The law firm was the muscle of the Los Angeles Dodgers and Major League Baseball. Trademark infringement, they claimed. Change the name in a week or we’re suing. We said we had done a trademark search and were within our rights to use the name. And no one could be confused about the two businesses. They were a baseball team in Los Angeles; we were a pub in Brooklyn. Tough, they said. Well, pay us to change the signs, the menu. 10 grand, we asked. Tough, they said.

We were either too young, too dumb, or had the kind of Brooklyn cajones that makes you say Up Yours before you have time to think, because we didn’t cave. We did the only thing we could do: we cried to the press.
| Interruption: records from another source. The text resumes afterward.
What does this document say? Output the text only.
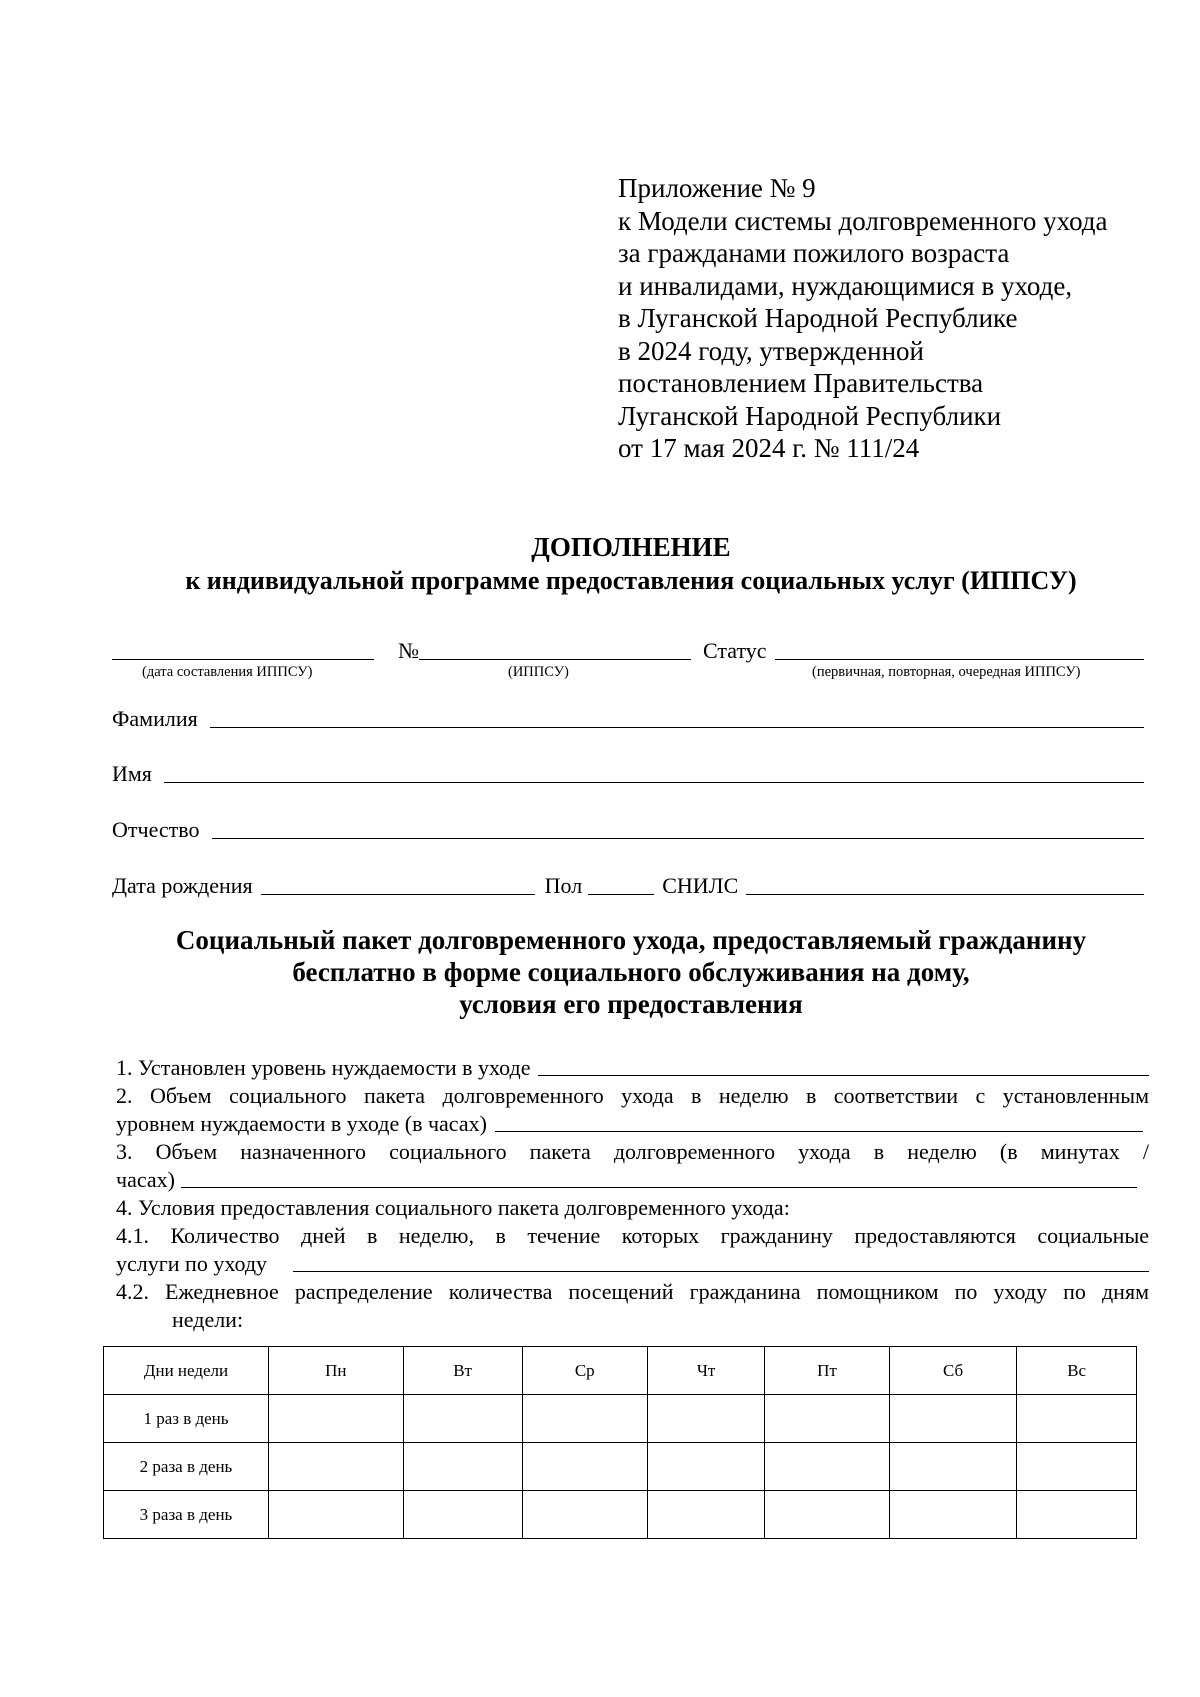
Приложение № 9
к Модели системы долговременного ухода
за гражданами пожилого возраста
и инвалидами, нуждающимися в уходе,
в Луганской Народной Республике
в 2024 году, утвержденной
постановлением Правительства
Луганской Народной Республики
от 17 мая 2024 г. № 111/24
ДОПОЛНЕНИЕ
к индивидуальной программе предоставления социальных услуг (ИППСУ)
№	Статус
(дата составления ИППСУ)	(ИППСУ)	(первичная, повторная, очередная ИППСУ)
Фамилия
Имя
Отчество
Дата рождения	Пол	СНИЛС
Социальный пакет долговременного ухода, предоставляемый гражданину
бесплатно в форме социального обслуживания на дому,
условия его предоставления
1. Установлен уровень нуждаемости в уходе
2. Объем социального пакета долговременного ухода в неделю в соответствии с установленным
уровнем нуждаемости в уходе (в часах)
3. Объем назначенного социального пакета долговременного ухода в неделю (в минутах /
часах)
4. Условия предоставления социального пакета долговременного ухода:
4.1. Количество дней в неделю, в течение которых гражданину предоставляются социальные
услуги по уходу
4.2. Ежедневное распределение количества посещений гражданина помощником по уходу по дням
недели:
Дни недели	Пн	Вт	Ср	Чт	Пт	Сб	Вс
1 раз в день							
2 раза в день							
3 раза в день							
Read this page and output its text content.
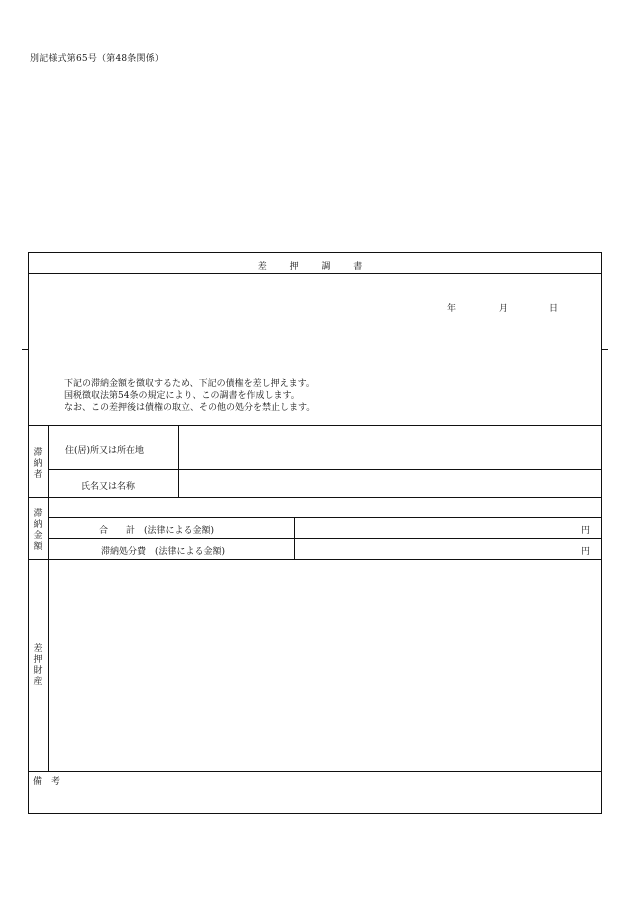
別記様式第65号（第48条関係）
差 押 調 書
年	月	日
下記の滞納金額を徴収するため、下記の債権を差し押えます。
国税徴収法第54条の規定により、この調書を作成します。
なお、この差押後は債権の取立、その他の処分を禁止します。
滞
納
者
住(居)所又は所在地
氏名又は名称
滞
納
金
額
合　　計　(法律による金額)	円
滞納処分費　(法律による金額)	円
差
押
財
産
備　考
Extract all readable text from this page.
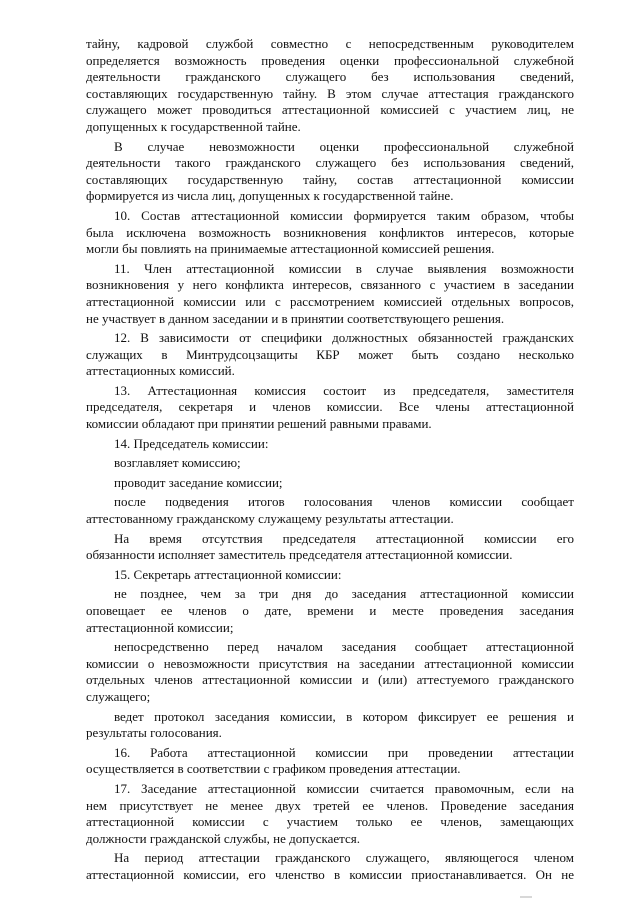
тайну, кадровой службой совместно с непосредственным руководителем
определяется возможность проведения оценки профессиональной служебной
деятельности гражданского служащего без использования сведений,
составляющих государственную тайну. В этом случае аттестация гражданского
служащего может проводиться аттестационной комиссией с участием лиц, не
допущенных к государственной тайне.
В случае невозможности оценки профессиональной служебной
деятельности такого гражданского служащего без использования сведений,
составляющих государственную тайну, состав аттестационной комиссии
формируется из числа лиц, допущенных к государственной тайне.
10. Состав аттестационной комиссии формируется таким образом, чтобы
была исключена возможность возникновения конфликтов интересов, которые
могли бы повлиять на принимаемые аттестационной комиссией решения.
11. Член аттестационной комиссии в случае выявления возможности
возникновения у него конфликта интересов, связанного с участием в заседании
аттестационной комиссии или с рассмотрением комиссией отдельных вопросов,
не участвует в данном заседании и в принятии соответствующего решения.
12. В зависимости от специфики должностных обязанностей гражданских
служащих в Минтрудсоцзащиты КБР может быть создано несколько
аттестационных комиссий.
13. Аттестационная комиссия состоит из председателя, заместителя
председателя, секретаря и членов комиссии. Все члены аттестационной
комиссии обладают при принятии решений равными правами.
14. Председатель комиссии:
возглавляет комиссию;
проводит заседание комиссии;
после подведения итогов голосования членов комиссии сообщает
аттестованному гражданскому служащему результаты аттестации.
На время отсутствия председателя аттестационной комиссии его
обязанности исполняет заместитель председателя аттестационной комиссии.
15. Секретарь аттестационной комиссии:
не позднее, чем за три дня до заседания аттестационной комиссии
оповещает ее членов о дате, времени и месте проведения заседания
аттестационной комиссии;
непосредственно перед началом заседания сообщает аттестационной
комиссии о невозможности присутствия на заседании аттестационной комиссии
отдельных членов аттестационной комиссии и (или) аттестуемого гражданского
служащего;
ведет протокол заседания комиссии, в котором фиксирует ее решения и
результаты голосования.
16. Работа аттестационной комиссии при проведении аттестации
осуществляется в соответствии с графиком проведения аттестации.
17. Заседание аттестационной комиссии считается правомочным, если на
нем присутствует не менее двух третей ее членов. Проведение заседания
аттестационной комиссии с участием только ее членов, замещающих
должности гражданской службы, не допускается.
На период аттестации гражданского служащего, являющегося членом
аттестационной комиссии, его членство в комиссии приостанавливается. Он не
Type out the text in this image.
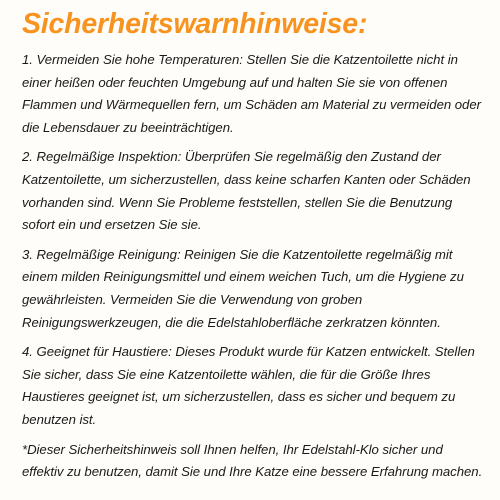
Sicherheitswarnhinweise:

1. Vermeiden Sie hohe Temperaturen: Stellen Sie die Katzentoilette nicht in einer heißen oder feuchten Umgebung auf und halten Sie sie von offenen Flammen und Wärmequellen fern, um Schäden am Material zu vermeiden oder die Lebensdauer zu beeinträchtigen.

2. Regelmäßige Inspektion: Überprüfen Sie regelmäßig den Zustand der Katzentoilette, um sicherzustellen, dass keine scharfen Kanten oder Schäden vorhanden sind. Wenn Sie Probleme feststellen, stellen Sie die Benutzung sofort ein und ersetzen Sie sie.

3. Regelmäßige Reinigung: Reinigen Sie die Katzentoilette regelmäßig mit einem milden Reinigungsmittel und einem weichen Tuch, um die Hygiene zu gewährleisten. Vermeiden Sie die Verwendung von groben Reinigungswerkzeugen, die die Edelstahloberfläche zerkratzen könnten.

4. Geeignet für Haustiere: Dieses Produkt wurde für Katzen entwickelt. Stellen Sie sicher, dass Sie eine Katzentoilette wählen, die für die Größe Ihres Haustieres geeignet ist, um sicherzustellen, dass es sicher und bequem zu benutzen ist.

*Dieser Sicherheitshinweis soll Ihnen helfen, Ihr Edelstahl-Klo sicher und effektiv zu benutzen, damit Sie und Ihre Katze eine bessere Erfahrung machen.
And they answered.

The New York papers slammed the Dodgers for greed and arrogance and “chutzpah.” We loved it; the Dodgers not so much. They sued.

The Today Show, CNN, and Hard Copy sent camera crews. We weren’t exactly used to prime time and our Brooklyn accents made us seem like Irish versions of the Sopranos. My brother, being made up for TV for the first time, glanced at me and said, “Looks like I’m going to McManus Funeral Home for an estimate.”

The David versus Goliath angle played well in the media. But there was the matter of the lawsuit for which we were woefully unarmed. Until we found our sling shot. Or more accurately, the sling shot found us. After reading about our plight, Ron Russo, a lawyer with a good, healthy Brooklyn accent himself, called and said he’d represent us for free. For free? Yep, he didn’t like bullies. We had our guy. We knew the odds were still against us but at least we’d go down swinging.

Interest in the case stayed strong. ABC-TV, NPR, CBS-TV and others did bits about the lawsuit. We got letters and calls from New Zealand, the Virgin Islands, and from across the U.S. urging us to fight on.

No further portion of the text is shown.